The Black Stiletto

What if you found out your mother used to be a superhero? That’s the premise behind Raymond Benson’s The Black Stiletto, and it makes for one amazing story.

When I say superhero, don’t think of the family from Pixar’s The Incredibles. It wasn’t that kind of book, and this isn’t that kind of family. Benson’s Black Stiletto is way more like a female version of the original Bob Kane Batman.

What do I mean by that? Unlike Superman, the X-Men or the Fantastic Four, Batman is an unmutated, grown on Earth, human being. Highly trained and highly skilled, and possibly obsessive-compulsive to the max, but completely human. In the original Bob Kane comics of the late 1930’s, Batman began by avenging the deaths of his parents.

The Black Stiletto also has revenge on her mind.

But the story begins with a middle-aged man named Martin Talbot reading his mother’s diaries from the late 1950’s. His mother Judy is in a nursing home in suburban Chicago with Alzheimer’s; she doesn’t recognize him, or anyone else, anymore. So her lawyer gives him a floorplan of her house which shows a secret room in the basement, and a key.

Behind that hidden door, Martin discovers a treasure-trove and a puzzle. His mother’s diaries are there, from 1958 onwards. All of the original comic books featuring the Black Stiletto, which are worth a fortune on the collectible market. Two Black Stiletto costumes. But the diaries are astounding. The diaries of his mother’s life in New York City as a young woman, when she lived over a gym and learned to fight.

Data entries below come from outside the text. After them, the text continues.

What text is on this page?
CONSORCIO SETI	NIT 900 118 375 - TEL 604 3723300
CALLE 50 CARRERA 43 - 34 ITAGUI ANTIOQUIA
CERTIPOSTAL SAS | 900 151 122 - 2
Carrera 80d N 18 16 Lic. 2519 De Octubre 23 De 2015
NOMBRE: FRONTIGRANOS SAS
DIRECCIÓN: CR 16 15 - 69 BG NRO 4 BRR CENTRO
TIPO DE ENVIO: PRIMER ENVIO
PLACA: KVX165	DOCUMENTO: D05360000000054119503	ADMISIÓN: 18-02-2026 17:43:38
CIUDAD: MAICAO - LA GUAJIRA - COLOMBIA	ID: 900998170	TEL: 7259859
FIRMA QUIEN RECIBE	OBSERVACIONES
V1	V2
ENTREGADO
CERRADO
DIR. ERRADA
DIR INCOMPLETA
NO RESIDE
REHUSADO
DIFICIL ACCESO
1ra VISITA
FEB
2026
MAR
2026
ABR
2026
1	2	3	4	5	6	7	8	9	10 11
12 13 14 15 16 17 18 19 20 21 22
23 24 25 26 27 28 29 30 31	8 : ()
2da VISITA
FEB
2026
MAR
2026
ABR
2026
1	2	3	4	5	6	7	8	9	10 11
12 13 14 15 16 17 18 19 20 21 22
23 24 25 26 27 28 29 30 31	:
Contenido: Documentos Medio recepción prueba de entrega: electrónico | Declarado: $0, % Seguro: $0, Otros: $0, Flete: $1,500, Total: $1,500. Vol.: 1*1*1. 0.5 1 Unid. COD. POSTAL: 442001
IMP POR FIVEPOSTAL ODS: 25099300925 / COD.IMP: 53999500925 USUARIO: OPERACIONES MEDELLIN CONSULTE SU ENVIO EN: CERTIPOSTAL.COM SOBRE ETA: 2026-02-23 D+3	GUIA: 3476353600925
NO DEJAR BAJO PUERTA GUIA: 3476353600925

Martin remembers his mother always kept in shape. There’s still a punching bag hanging in that basement. He remembers her practicing in every place they lived. He knows she lived in New York, but not with him. He was born in Los Angeles. But he never knew his father, the mysterious Richard Talbot. And reading the diaries, he realizes that he never knew his mother. But for the diaries, because of Alzheimer’s he never would.

But was she really the Black Stiletto? And was the Stiletto a hero, or a just a vigilante? Read along with Martin to find out.

Escape Rating B: What an astonishing book! Superheroes are always larger than life. To suddenly discover that one of your parents was one, how much would that rock your world? When Martin discovers that his mother was nothing like he thought she was, it makes him question the whole of his life.

The diary that Martin is reading only covers the very earliest period of Judy’s time as the Black Stiletto. Those early years do come back to haunt the present, but it’s those early years that I really want to know about. Martin has lots more diaries to read, and I’m dying to know what’s in them. Read The Black Stiletto and you will be too.